14h30 - Les empereurs à Compiègne : entre représentation et villégiature
Par Vincent Haegele . Diplômé de l’école nationale des Chartes, conservateur des bibliothèques. Il occupe depuis 2012 les fonctions de directeur des bibliothèques de la Ville de Compiègne. Il a consacré la majeure partie de ses travaux au Premier Empire.

La Bibliothèque municipale de Compiègne conserve de nombreux documents relatifs à la résidence des empereurs français et de leur cour. Après avoir accueilli brièvement une Ecole des arts et métiers, le château est finalement rendu à sa vocation première, celle d’une résidence où l’empereur aime chasser et recevoir. Napoléon III en fait un lieu de passage obligé, y organisant notamment ses fameuses séries. Au-delà du souvenir, quelles sont les traces tangibles de cette résidence ? Quelles ont été les incidences sur le développement de cette petite ville ?

15h - L’étiquette au palais de l’Elysée sous le Premier Empire
Par Jehanne Lazaj , conservatrice du patrimoine depuis 2003. Elle a d’abord exercé ses fonctions au sein de l’Inventaire général du patrimoine culturel et intègre l’équipe du Mobilier national en décembre 2010. Elle rejoint en juillet 2015 le château de Fontainebleau.
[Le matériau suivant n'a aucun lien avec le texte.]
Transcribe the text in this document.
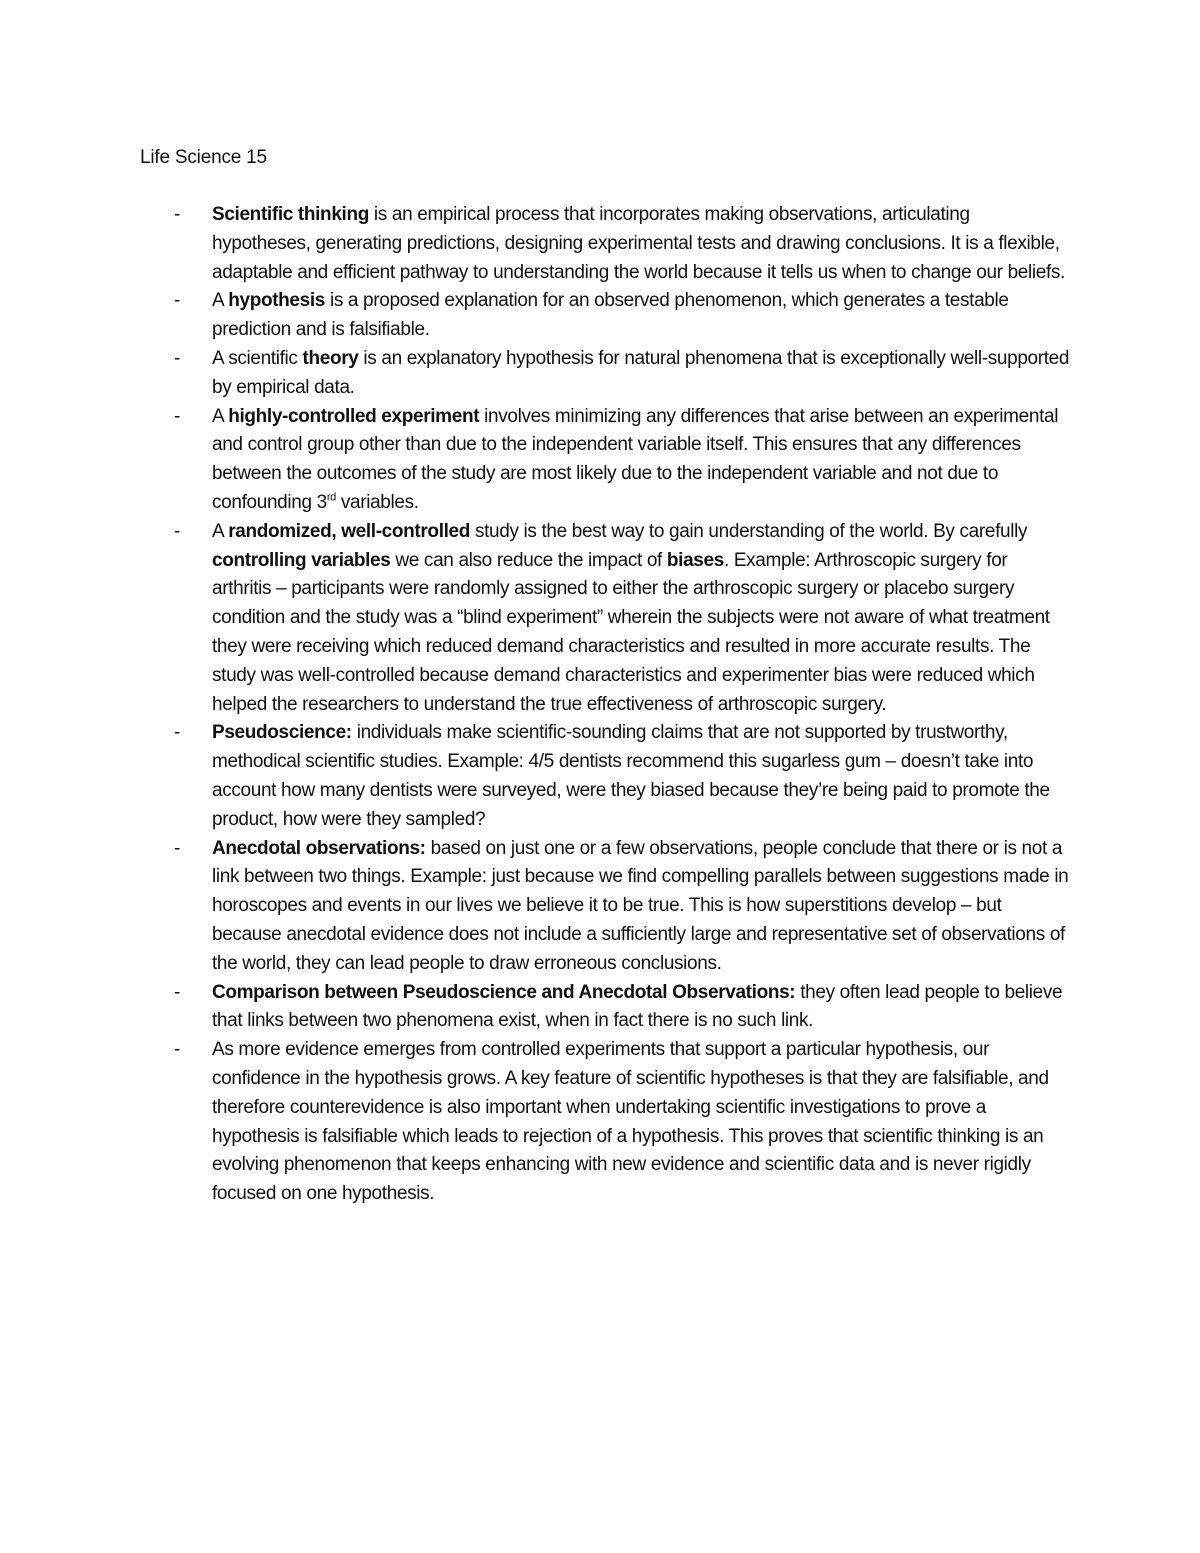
Life Science 15
- Scientific thinking is an empirical process that incorporates making observations, articulating hypotheses, generating predictions, designing experimental tests and drawing conclusions. It is a flexible, adaptable and efficient pathway to understanding the world because it tells us when to change our beliefs.
- A hypothesis is a proposed explanation for an observed phenomenon, which generates a testable prediction and is falsifiable.
- A scientific theory is an explanatory hypothesis for natural phenomena that is exceptionally well-supported by empirical data.
- A highly-controlled experiment involves minimizing any differences that arise between an experimental and control group other than due to the independent variable itself. This ensures that any differences between the outcomes of the study are most likely due to the independent variable and not due to confounding 3rd variables.
- A randomized, well-controlled study is the best way to gain understanding of the world. By carefully controlling variables we can also reduce the impact of biases. Example: Arthroscopic surgery for arthritis – participants were randomly assigned to either the arthroscopic surgery or placebo surgery condition and the study was a “blind experiment” wherein the subjects were not aware of what treatment they were receiving which reduced demand characteristics and resulted in more accurate results. The study was well-controlled because demand characteristics and experimenter bias were reduced which helped the researchers to understand the true effectiveness of arthroscopic surgery.
- Pseudoscience: individuals make scientific-sounding claims that are not supported by trustworthy, methodical scientific studies. Example: 4/5 dentists recommend this sugarless gum – doesn’t take into account how many dentists were surveyed, were they biased because they’re being paid to promote the product, how were they sampled?
- Anecdotal observations: based on just one or a few observations, people conclude that there or is not a link between two things. Example: just because we find compelling parallels between suggestions made in horoscopes and events in our lives we believe it to be true. This is how superstitions develop – but because anecdotal evidence does not include a sufficiently large and representative set of observations of the world, they can lead people to draw erroneous conclusions.
- Comparison between Pseudoscience and Anecdotal Observations: they often lead people to believe that links between two phenomena exist, when in fact there is no such link.
- As more evidence emerges from controlled experiments that support a particular hypothesis, our confidence in the hypothesis grows. A key feature of scientific hypotheses is that they are falsifiable, and therefore counterevidence is also important when undertaking scientific investigations to prove a hypothesis is falsifiable which leads to rejection of a hypothesis. This proves that scientific thinking is an evolving phenomenon that keeps enhancing with new evidence and scientific data and is never rigidly focused on one hypothesis.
Le Palais de l’Elysée, construit au XVIIIe siècle pour le Comte d’Evreux, témoigne encore aujourd’hui par son décor intérieur, du goût de la noblesse d’Ancien régime ; il atteste, aussi et surtout, par son agencement et son mobilier, de l’art de vivre du Premier Empire. Il devient en effet, en 1805, la résidence principale de Joachim Murat, alors Grand maréchal, Altesse impériale et Grand-duc de Berg et de Clèves et de sa femme Caroline Bonaparte, sœur de Napoléon Ier. Ces derniers le transforment pour plus de modernité, le meublent et le décorent avec un goût raffiné. Ils créent un écrin à leur sublime collection de peintures et d’objets d’art et donnent à ce lieu une magnificence comparable à celle des plus beaux palais impériaux. Fêtes mémorables et instants du quotidien se succèdent et s’imbriquent dans les appartements de réception et les appartements intérieurs où l’étiquette de cour s’incarne alors en chaque meuble et textiles. En 1808, nommé Reine et Roi de Naples, le couple Murat est contraint par le Traité de Bayonne d’abandonner à Napoléon, l’Elysée qu’il investit à sa manière, mais sans trop le changer jusqu’à son abdication signée dans le boudoir d’argent, le 22 juin 1815.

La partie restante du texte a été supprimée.